Before I connect creativity to the discussion I want to briefly mention perceived affordances. An affordance is an action a person is capable of executing. If a player knows how to do a bicycle kick, they will look at a crossed ball, and have the option to perform the bicycle kick. If the person doesn’t have that skill, they will look at the crossed ball, and not perceive the bicycle kick as even an option, it’s the same crossed ball, but the perception for action capability is different. Another example of perceived affordances would be a rock climber that has great hand strength, they might look at the mountain and perceive a climbing path based upon smaller hand holes, but if the climber had to wear mittens that perceived path of affordances would change. The mittens would serve as a constraint and the result would potentially be twofold, first, the decision-making process would be altered, and second, the climber would be forced to explore new options and techniques for climbing. They may need to rely on footholds much more, or a combination of footholds and less demanding handholds. This process is de-stabilizing, to both the technique and decision-making process. This type of constraint-based environment is what creates unique skill sets both technically and tactically, this is what creativity means to me. Creativity is fraught with constraints, constraints are the seeds and catalysts of creativity. When coaches say we need to produce more creative players, I hope they are using tons of constraints, unstable training environments, and variability.  

I know I have spoken about this numerous times in the past, but creativity in soccer comes from futsal, beach soccer, cage soccer, and many other constrained environments. The best part is the decisions and skill sets that are developed in these environments transfer to the 11 v 11 game. Players from these environments have different skills and decision-making abilities due to their experience in these unstable environments that they explored playing in. The environment is the teacher, in this case, the learning is not coach-directed like a classroom math teacher. However, as coaches, we can add constraints to training sessions in a million different ways to help our players develop. There is great value to changing the players perception and affordances in sessions.

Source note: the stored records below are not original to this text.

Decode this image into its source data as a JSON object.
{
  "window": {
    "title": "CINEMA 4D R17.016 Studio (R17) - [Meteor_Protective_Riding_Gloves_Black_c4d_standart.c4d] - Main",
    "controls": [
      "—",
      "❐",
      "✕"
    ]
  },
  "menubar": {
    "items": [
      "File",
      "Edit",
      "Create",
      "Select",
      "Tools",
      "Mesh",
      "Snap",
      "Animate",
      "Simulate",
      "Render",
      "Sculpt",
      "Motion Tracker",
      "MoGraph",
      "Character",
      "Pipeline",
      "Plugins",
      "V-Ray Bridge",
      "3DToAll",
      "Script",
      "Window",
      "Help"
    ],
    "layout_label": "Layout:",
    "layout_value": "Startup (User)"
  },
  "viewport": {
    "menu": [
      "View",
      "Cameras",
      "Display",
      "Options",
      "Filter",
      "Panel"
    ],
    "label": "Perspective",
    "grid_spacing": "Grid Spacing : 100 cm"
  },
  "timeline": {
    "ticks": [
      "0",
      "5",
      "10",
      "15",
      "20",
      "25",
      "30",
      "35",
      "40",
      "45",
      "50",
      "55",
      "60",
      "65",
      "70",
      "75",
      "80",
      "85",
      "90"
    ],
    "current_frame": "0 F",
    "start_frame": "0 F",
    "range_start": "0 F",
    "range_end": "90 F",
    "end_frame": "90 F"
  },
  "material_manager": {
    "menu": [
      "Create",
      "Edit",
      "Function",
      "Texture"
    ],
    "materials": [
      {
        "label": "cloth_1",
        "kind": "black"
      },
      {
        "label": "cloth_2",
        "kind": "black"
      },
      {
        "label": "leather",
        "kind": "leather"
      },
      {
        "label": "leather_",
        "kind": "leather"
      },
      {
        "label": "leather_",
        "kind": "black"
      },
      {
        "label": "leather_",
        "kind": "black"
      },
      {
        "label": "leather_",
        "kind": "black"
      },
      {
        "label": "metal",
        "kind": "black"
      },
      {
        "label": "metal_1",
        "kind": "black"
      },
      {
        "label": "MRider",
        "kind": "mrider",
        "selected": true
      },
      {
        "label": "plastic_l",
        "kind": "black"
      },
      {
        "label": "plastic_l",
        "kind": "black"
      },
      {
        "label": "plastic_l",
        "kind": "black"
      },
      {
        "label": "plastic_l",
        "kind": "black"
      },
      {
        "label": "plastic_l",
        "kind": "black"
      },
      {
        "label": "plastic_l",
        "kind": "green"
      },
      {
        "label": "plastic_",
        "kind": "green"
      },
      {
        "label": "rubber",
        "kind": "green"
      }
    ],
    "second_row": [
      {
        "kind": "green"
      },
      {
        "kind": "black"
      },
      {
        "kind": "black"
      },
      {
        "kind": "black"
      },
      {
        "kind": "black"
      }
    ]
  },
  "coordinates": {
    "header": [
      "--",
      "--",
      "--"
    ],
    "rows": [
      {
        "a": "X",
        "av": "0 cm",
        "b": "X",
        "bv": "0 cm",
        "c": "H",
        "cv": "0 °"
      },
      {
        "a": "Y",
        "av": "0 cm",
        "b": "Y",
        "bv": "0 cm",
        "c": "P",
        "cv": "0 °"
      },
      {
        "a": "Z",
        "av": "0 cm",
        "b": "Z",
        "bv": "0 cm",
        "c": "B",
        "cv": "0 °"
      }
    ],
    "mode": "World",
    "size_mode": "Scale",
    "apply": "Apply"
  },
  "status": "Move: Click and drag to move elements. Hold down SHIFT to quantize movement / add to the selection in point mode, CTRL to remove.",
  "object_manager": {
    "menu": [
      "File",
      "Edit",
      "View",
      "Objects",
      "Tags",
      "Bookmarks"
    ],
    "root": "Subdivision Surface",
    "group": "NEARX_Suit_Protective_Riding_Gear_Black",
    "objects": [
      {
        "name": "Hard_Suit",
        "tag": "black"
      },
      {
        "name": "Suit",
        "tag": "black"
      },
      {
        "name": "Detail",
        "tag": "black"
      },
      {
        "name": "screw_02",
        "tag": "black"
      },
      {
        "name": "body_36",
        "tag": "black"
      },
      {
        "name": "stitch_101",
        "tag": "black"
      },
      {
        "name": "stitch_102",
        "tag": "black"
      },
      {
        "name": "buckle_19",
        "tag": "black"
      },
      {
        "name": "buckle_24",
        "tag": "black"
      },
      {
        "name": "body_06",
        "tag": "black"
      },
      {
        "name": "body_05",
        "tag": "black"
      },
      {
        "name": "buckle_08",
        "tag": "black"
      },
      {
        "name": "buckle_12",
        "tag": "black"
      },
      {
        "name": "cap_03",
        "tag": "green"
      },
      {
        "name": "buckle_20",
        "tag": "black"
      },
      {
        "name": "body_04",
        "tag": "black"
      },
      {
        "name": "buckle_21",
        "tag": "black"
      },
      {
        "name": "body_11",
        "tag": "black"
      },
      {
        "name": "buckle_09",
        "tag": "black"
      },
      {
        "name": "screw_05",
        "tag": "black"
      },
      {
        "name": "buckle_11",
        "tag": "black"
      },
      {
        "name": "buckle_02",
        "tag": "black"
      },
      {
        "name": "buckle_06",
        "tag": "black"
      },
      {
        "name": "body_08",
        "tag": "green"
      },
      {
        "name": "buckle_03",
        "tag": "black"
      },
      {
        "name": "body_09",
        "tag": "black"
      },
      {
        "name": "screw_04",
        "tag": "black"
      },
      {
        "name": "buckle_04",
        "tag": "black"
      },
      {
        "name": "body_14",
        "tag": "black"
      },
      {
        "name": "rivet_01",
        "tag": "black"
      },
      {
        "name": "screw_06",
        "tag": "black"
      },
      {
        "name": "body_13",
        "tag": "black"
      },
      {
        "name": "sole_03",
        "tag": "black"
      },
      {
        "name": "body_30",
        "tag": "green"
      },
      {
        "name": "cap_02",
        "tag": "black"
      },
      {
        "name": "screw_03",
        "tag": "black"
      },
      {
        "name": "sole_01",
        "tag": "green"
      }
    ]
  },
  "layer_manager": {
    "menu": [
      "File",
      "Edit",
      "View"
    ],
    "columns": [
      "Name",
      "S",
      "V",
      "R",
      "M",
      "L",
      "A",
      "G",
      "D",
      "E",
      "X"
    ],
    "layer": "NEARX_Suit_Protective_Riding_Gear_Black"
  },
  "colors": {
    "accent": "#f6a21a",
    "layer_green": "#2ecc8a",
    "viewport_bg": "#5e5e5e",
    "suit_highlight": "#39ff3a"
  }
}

I will leave you with this last piece to the creativity puzzle. Generally, keep your sessions game representative, keep it whole instead of separated, dribbling through cones is not the game, hitting from a batting tee is not the same skill as hitting, scanning to yell out colors does nothing really, variability is essential, constraints develop unique skill sets, and theory needs to be connected training design. People don’t become creative players by sitting back and thinking about new ways to beat a defender, they become creative when the environments are fraught with constraints.